Consider as an example the use of IBM PC compatibles within the company. We should specify one make (and model) of desktop PC AT compatible as preferred and one make and model of a portable compatible as preferred. These need not be the cheapest on the market, as the saving available on purchase and maintenance will allow us to choose the one most suitable for our company wise needs.

Note that such a common-base policy is equally applicable to software, and that we may be able to obtain substantial discounts on site-wide licenses for software such as spread sheet calculators.

4.3 Classification of users

The majority of INMOS employees have well defined requirements for computer resources. By defining the hardware which may be allocated to an employee we can ensure that the required hardware can be easily planned and budgeted for. Furthermore, whenever any new member of staff joins, the procedure for providing them with the appropriate computing resource is automatic.

The decision as to the hardware a user requires can be left to their local manager, who can decide on the appropriate equipment from that specified in the Common Base. Assistance could be provided to local managers in this task from a central advisory group.

A possible set of hardware is given in the following table:

5 Benefits of the above strategy

1.

CPU intensive tasks which prevent the efficient operation of the large databases on our large VAXes are removed and located on relatively cheap processing power close to the user.

2.

Everyone in the company has access to supported facilities including: electronic mail, word processing, central databases, automated back-up, retrieval of data from archive, and management tools.

3.

Disk space is minimised for a given amount of data, as shared data need only be stored once.

4.

Costs are minimised by bulk purchasing and reduced maintenance charges.

5.

Our engineering resources are used more efficiently, by ensuring that tasks are only performed once, and common hardware and tools are well supported.

6.

Users are protected against loss of data through supported back-up.

7.

Software groups within the company are encouraged to coordinate their work.

8.

Finally, a number of less quantifiable, but important benefits such as improved efficiency, improved service to customers, improved morale, and better quality.

6 How much will it cost?

The strategy described in this document makes budgeting for our computing needs a relatively simple task. We can separate the budget into two sections: that required providing central VAX clusters to support our large databases; and that required providing local networks for individual departments within the company.

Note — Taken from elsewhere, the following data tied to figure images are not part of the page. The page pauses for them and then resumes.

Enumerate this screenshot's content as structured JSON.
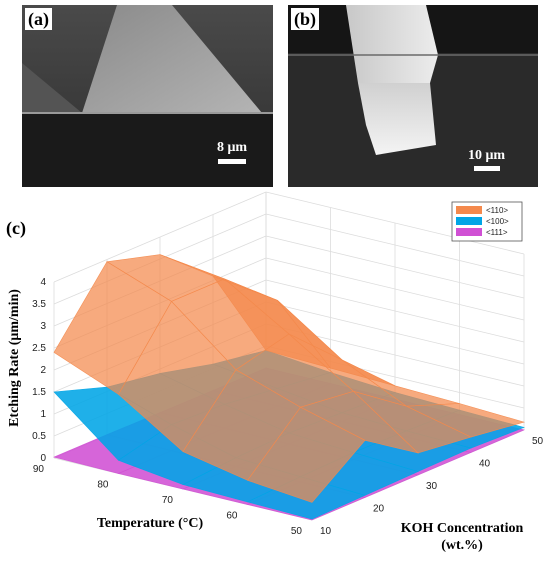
{
  "panels": {
    "a": {
      "tag": "(a)",
      "scale": "8 μm"
    },
    "b": {
      "tag": "(b)",
      "scale": "10 μm"
    },
    "c": {
      "tag": "(c)"
    }
  },
  "colors": {
    "s110": "#f4894c",
    "s100": "#00a5e6",
    "s111": "#d050d4"
  },
  "chart_data": {
    "type": "surface",
    "xlabel": "KOH Concentration\n(wt.%)",
    "ylabel": "Temperature (°C)",
    "zlabel": "Etching Rate (μm/min)",
    "x": [
      10,
      20,
      30,
      40,
      50
    ],
    "y": [
      50,
      60,
      70,
      80,
      90
    ],
    "xticks": [
      "10",
      "20",
      "30",
      "40",
      "50"
    ],
    "yticks": [
      "50",
      "60",
      "70",
      "80",
      "90"
    ],
    "zticks": [
      "0",
      "0.5",
      "1",
      "1.5",
      "2",
      "2.5",
      "3",
      "3.5",
      "4"
    ],
    "xlim": [
      10,
      50
    ],
    "ylim": [
      50,
      90
    ],
    "zlim": [
      0,
      4
    ],
    "grid": true,
    "legend_position": "top-right",
    "series": [
      {
        "name": "<110>",
        "color": "#f4894c",
        "values": [
          [
            0.4,
            1.3,
            0.5,
            0.35,
            0.18
          ],
          [
            0.55,
            1.7,
            1.55,
            0.7,
            0.25
          ],
          [
            0.85,
            2.2,
            2.5,
            1.4,
            0.3
          ],
          [
            1.8,
            3.4,
            3.4,
            2.4,
            0.35
          ],
          [
            2.4,
            3.95,
            3.6,
            2.6,
            0.4
          ]
        ]
      },
      {
        "name": "<100>",
        "color": "#00a5e6",
        "values": [
          [
            0.02,
            0.05,
            0.08,
            0.1,
            0.06
          ],
          [
            0.06,
            0.12,
            0.16,
            0.14,
            0.1
          ],
          [
            0.1,
            0.2,
            0.25,
            0.2,
            0.15
          ],
          [
            0.3,
            0.6,
            0.55,
            0.4,
            0.25
          ],
          [
            1.5,
            1.1,
            0.9,
            0.6,
            0.4
          ]
        ]
      },
      {
        "name": "<111>",
        "color": "#d050d4",
        "values": [
          [
            0.0,
            0.0,
            0.0,
            0.0,
            0.0
          ],
          [
            0.0,
            0.0,
            0.0,
            0.0,
            0.0
          ],
          [
            0.0,
            0.0,
            0.0,
            0.0,
            0.0
          ],
          [
            0.0,
            0.01,
            0.01,
            0.0,
            0.0
          ],
          [
            0.02,
            0.02,
            0.01,
            0.0,
            0.0
          ]
        ]
      }
    ]
  }
}
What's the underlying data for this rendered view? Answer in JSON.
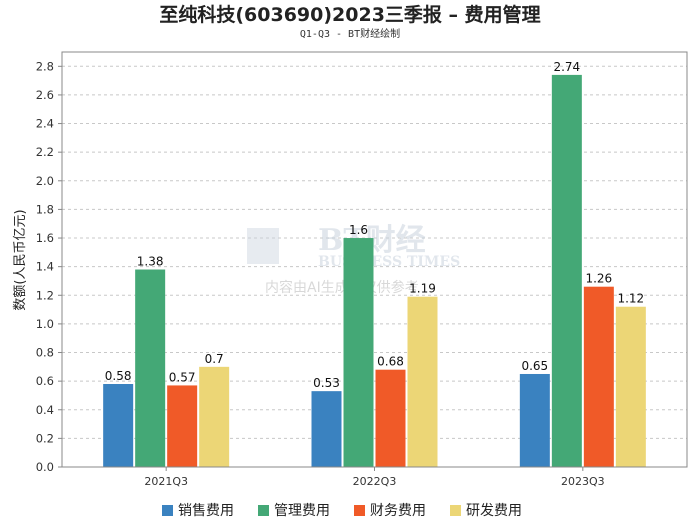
{
  "chart_data": {
    "type": "bar",
    "title": "至纯科技(603690)2023三季报 – 费用管理",
    "subtitle": "Q1-Q3 - BT财经绘制",
    "xlabel": "",
    "ylabel": "数额(人民币亿元)",
    "categories": [
      "2021Q3",
      "2022Q3",
      "2023Q3"
    ],
    "series": [
      {
        "name": "销售费用",
        "color": "#3a82c0",
        "values": [
          0.58,
          0.53,
          0.65
        ]
      },
      {
        "name": "管理费用",
        "color": "#44a876",
        "values": [
          1.38,
          1.6,
          2.74
        ]
      },
      {
        "name": "财务费用",
        "color": "#f05a28",
        "values": [
          0.57,
          0.68,
          1.26
        ]
      },
      {
        "name": "研发费用",
        "color": "#ecd676",
        "values": [
          0.7,
          1.19,
          1.12
        ]
      }
    ],
    "ylim": [
      0,
      2.9
    ],
    "yticks": [
      "0.0",
      "0.2",
      "0.4",
      "0.6",
      "0.8",
      "1.0",
      "1.2",
      "1.4",
      "1.6",
      "1.8",
      "2.0",
      "2.2",
      "2.4",
      "2.6",
      "2.8"
    ],
    "grid": true,
    "legend_position": "bottom"
  },
  "watermark": {
    "logo": "BT财经",
    "brand": "BUSINESS TIMES",
    "note": "内容由AI生成，仅供参考"
  }
}
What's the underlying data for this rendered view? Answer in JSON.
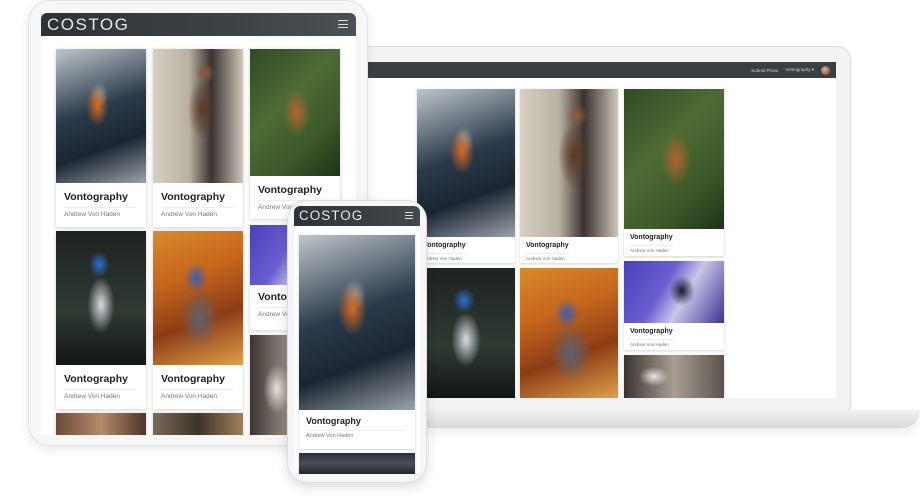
{
  "brand": "COSTOG",
  "laptop_nav": {
    "submit_label": "Submit Photo",
    "user_label": "Vontography ▾"
  },
  "card": {
    "title": "Vontography",
    "author": "Andrew Von Haden"
  },
  "icons": {
    "menu": "hamburger-menu-icon",
    "avatar": "user-avatar"
  },
  "colors": {
    "navbar": "#3a3f43",
    "page_background": "#ffffff",
    "card_title": "#222222",
    "card_author": "#777777"
  }
}
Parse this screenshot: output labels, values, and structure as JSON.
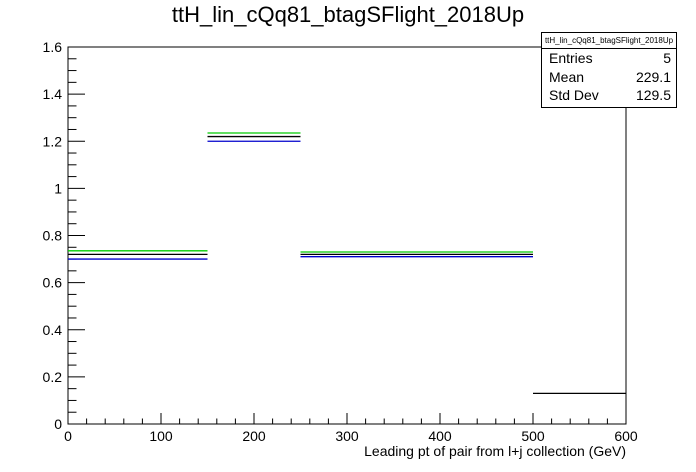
{
  "chart_data": {
    "type": "histogram",
    "title": "ttH_lin_cQq81_btagSFlight_2018Up",
    "xlabel": "Leading pt of pair from l+j collection (GeV)",
    "ylabel": "",
    "xlim": [
      0,
      600
    ],
    "ylim": [
      0,
      1.6
    ],
    "xticks": [
      "0",
      "100",
      "200",
      "300",
      "400",
      "500",
      "600"
    ],
    "yticks": [
      "0",
      "0.2",
      "0.4",
      "0.6",
      "0.8",
      "1",
      "1.2",
      "1.4",
      "1.6"
    ],
    "bins": [
      {
        "x0": 0,
        "x1": 150,
        "black": 0.72,
        "green": 0.735,
        "blue": 0.7
      },
      {
        "x0": 150,
        "x1": 250,
        "black": 1.22,
        "green": 1.235,
        "blue": 1.2
      },
      {
        "x0": 250,
        "x1": 500,
        "black": 0.72,
        "green": 0.73,
        "blue": 0.71
      },
      {
        "x0": 500,
        "x1": 600,
        "black": 0.13
      }
    ],
    "series_colors": {
      "black": "#000000",
      "green": "#00cc00",
      "blue": "#0000cc"
    },
    "stats": {
      "name": "ttH_lin_cQq81_btagSFlight_2018Up",
      "entries_label": "Entries",
      "entries": "5",
      "mean_label": "Mean",
      "mean": "229.1",
      "std_label": "Std Dev",
      "std": "129.5"
    }
  }
}
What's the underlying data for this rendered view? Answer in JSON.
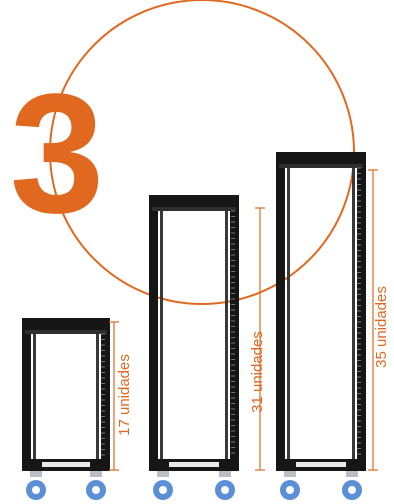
{
  "headline_number": "3",
  "colors": {
    "accent": "#e0691f",
    "frame": "#161616",
    "caster_blue": "#5b8fd6",
    "caster_gray": "#b9bfc6"
  },
  "racks": [
    {
      "name": "rack-small",
      "label": "17 unidades",
      "units": 17
    },
    {
      "name": "rack-medium",
      "label": "31 unidades",
      "units": 31
    },
    {
      "name": "rack-large",
      "label": "35 unidades",
      "units": 35
    }
  ]
}
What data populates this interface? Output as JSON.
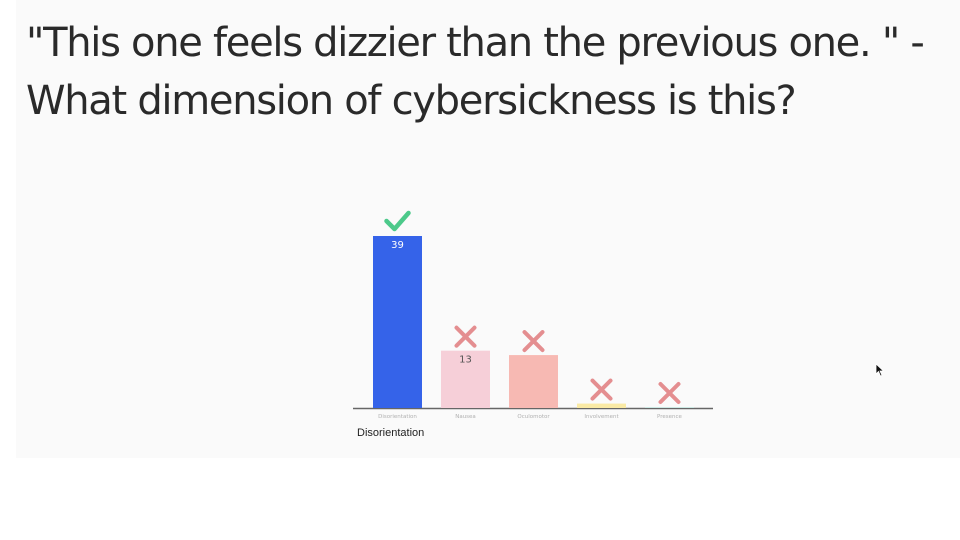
{
  "question": "\"This one feels dizzier than the previous one. \" - What dimension of cybersickness is this?",
  "answer_label": "Disorientation",
  "chart_data": {
    "type": "bar",
    "categories": [
      "Disorientation",
      "Nausea",
      "Oculomotor",
      "Involvement",
      "Presence"
    ],
    "values": [
      39,
      13,
      12,
      1,
      0
    ],
    "value_labels": [
      "39",
      "13",
      "",
      "",
      ""
    ],
    "correct": [
      true,
      false,
      false,
      false,
      false
    ],
    "ylim": [
      0,
      39
    ],
    "colors": [
      "#3563e9",
      "#f6cfd8",
      "#f7b9b3",
      "#faeaa5",
      "#cde9e4"
    ],
    "check_color": "#4cc98a",
    "cross_color": "#e48e90",
    "grid": false
  }
}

For the present this document ignores the costing of the VAX clusters and concentrates on the distributed computing requirement.

In this area we are starting from a relatively small installed base, and for simplicity this is taken to be zero to make the sums easy.

We currently have a worldwide staff of around 1000. Assume that we need around 30 local networks to support this workforce, with 15 workstations per local network (I need to talk to personnel to check these assumptions).

Each local host and filestore costs around £60k, and each workstation costs an average of around £6k. Thus our total final companywide requirement is for an installed capital base of around £4.5M. Clearly this is a very approximate estimate, but the method of calculation is very dear.

It would be impractical, and risky, to install this capital base in a single financial year. It would be preferable to phase the installation over three years, spending £1M in the current financial year, £2.5M in the second year, and £1M in the third year. Expenditure in subsequent years should run at around a quarter of the installed capital base, plus an additional sum to cover any additional staff joining the company.